8. Mark Wahlberg, The Happening. Mark Wahlberg doesn’t exactly seem like a guy who lives his life afraid of trees. But that is the odd position M. Night Shyamalan’s 2008 film The Happening put him in. Wahlberg, as it turns out, doesn’t look back too fondly on the film. He went on record during a press conference for The Fighter when he described a conversation with a fellow actor:

"We had actually had the luxury of having lunch before to talk about another movie and it was a bad movie that I did. She dodged the bullet. And then I was still able to … I don’t want to tell you what movie … alright “The Happening.” F*** it. It is what it is. F***ing trees, man. The plants. F*** it. You can’t blame me for not wanting to try to play a science teacher. At least I wasn’t playing a cop or a crook."

9. John Cusack, Better Off Dead. John Cusack reportedly hated his cult 80s comedy so much that he walked out of the screening and later told the film’s director Steve Holland that Better Off Dead was "the worst thing I have ever seen" and he would "never trust you as a director again."

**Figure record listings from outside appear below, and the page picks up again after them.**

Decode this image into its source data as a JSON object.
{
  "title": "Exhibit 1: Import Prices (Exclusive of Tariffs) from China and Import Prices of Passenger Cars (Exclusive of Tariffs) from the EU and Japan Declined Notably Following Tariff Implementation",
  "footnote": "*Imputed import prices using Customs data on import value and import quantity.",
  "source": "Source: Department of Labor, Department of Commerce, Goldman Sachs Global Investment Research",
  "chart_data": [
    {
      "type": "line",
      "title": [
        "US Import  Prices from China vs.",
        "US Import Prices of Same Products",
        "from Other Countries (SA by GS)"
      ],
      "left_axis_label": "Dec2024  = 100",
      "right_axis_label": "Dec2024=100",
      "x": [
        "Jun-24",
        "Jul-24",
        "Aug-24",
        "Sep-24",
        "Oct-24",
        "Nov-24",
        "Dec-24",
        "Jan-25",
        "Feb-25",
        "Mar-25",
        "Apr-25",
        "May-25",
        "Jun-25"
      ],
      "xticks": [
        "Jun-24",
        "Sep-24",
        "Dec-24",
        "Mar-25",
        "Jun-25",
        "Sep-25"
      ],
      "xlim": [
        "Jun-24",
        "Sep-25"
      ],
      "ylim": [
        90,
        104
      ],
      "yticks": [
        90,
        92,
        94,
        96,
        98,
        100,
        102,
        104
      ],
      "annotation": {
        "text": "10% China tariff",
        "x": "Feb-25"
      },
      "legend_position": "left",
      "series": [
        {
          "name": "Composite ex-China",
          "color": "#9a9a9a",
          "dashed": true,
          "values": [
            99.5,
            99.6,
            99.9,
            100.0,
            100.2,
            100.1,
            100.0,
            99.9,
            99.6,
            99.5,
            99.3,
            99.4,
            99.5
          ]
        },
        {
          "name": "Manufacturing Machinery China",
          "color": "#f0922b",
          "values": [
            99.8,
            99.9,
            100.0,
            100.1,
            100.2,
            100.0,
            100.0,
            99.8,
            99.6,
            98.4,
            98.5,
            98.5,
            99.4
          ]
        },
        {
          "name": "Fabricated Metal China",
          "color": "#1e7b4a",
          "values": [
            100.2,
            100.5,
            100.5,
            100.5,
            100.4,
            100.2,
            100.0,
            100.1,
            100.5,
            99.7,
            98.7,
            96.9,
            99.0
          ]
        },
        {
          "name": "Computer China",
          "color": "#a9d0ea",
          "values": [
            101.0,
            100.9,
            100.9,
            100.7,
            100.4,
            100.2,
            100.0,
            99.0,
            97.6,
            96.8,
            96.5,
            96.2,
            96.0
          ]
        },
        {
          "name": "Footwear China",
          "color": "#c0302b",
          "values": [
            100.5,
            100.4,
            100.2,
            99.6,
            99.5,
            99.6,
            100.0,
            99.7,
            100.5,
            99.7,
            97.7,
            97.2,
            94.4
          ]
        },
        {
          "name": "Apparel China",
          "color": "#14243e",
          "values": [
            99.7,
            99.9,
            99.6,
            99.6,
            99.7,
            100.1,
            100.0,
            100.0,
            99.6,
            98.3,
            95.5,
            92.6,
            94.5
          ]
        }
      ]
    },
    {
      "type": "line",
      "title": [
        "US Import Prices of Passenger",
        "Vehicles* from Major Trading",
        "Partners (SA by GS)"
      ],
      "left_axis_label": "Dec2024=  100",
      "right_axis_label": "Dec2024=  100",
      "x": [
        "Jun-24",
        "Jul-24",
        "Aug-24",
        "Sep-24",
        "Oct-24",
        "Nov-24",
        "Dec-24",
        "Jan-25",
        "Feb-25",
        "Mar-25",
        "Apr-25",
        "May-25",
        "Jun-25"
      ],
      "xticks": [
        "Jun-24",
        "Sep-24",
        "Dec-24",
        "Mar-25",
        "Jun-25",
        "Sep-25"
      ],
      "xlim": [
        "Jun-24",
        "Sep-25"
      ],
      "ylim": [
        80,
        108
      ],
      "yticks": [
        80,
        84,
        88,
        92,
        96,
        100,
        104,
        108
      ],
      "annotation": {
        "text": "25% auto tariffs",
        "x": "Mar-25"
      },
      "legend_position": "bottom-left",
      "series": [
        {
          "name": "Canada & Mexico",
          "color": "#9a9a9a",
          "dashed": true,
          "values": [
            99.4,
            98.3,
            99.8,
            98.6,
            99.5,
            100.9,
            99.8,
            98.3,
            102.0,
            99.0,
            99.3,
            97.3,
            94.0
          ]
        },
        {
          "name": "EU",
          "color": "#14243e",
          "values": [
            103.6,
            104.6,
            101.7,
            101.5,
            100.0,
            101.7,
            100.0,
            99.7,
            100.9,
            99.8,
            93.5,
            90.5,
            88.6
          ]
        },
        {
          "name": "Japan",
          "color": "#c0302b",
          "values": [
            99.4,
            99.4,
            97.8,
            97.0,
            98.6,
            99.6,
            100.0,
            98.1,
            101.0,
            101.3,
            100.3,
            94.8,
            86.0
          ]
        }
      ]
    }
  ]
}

10 Christopher Plummer, The Sound of Music. The Sound of Music is considered a classic and has delighted many generations of fans. But the film's own lead actor, Christopher Plummer, didn't always sing its praises. Mr. Von Trapp himself declined to participate in a 2005 film reunion and, according to one acquaintance, has referred to the film as The Sound of Mucus.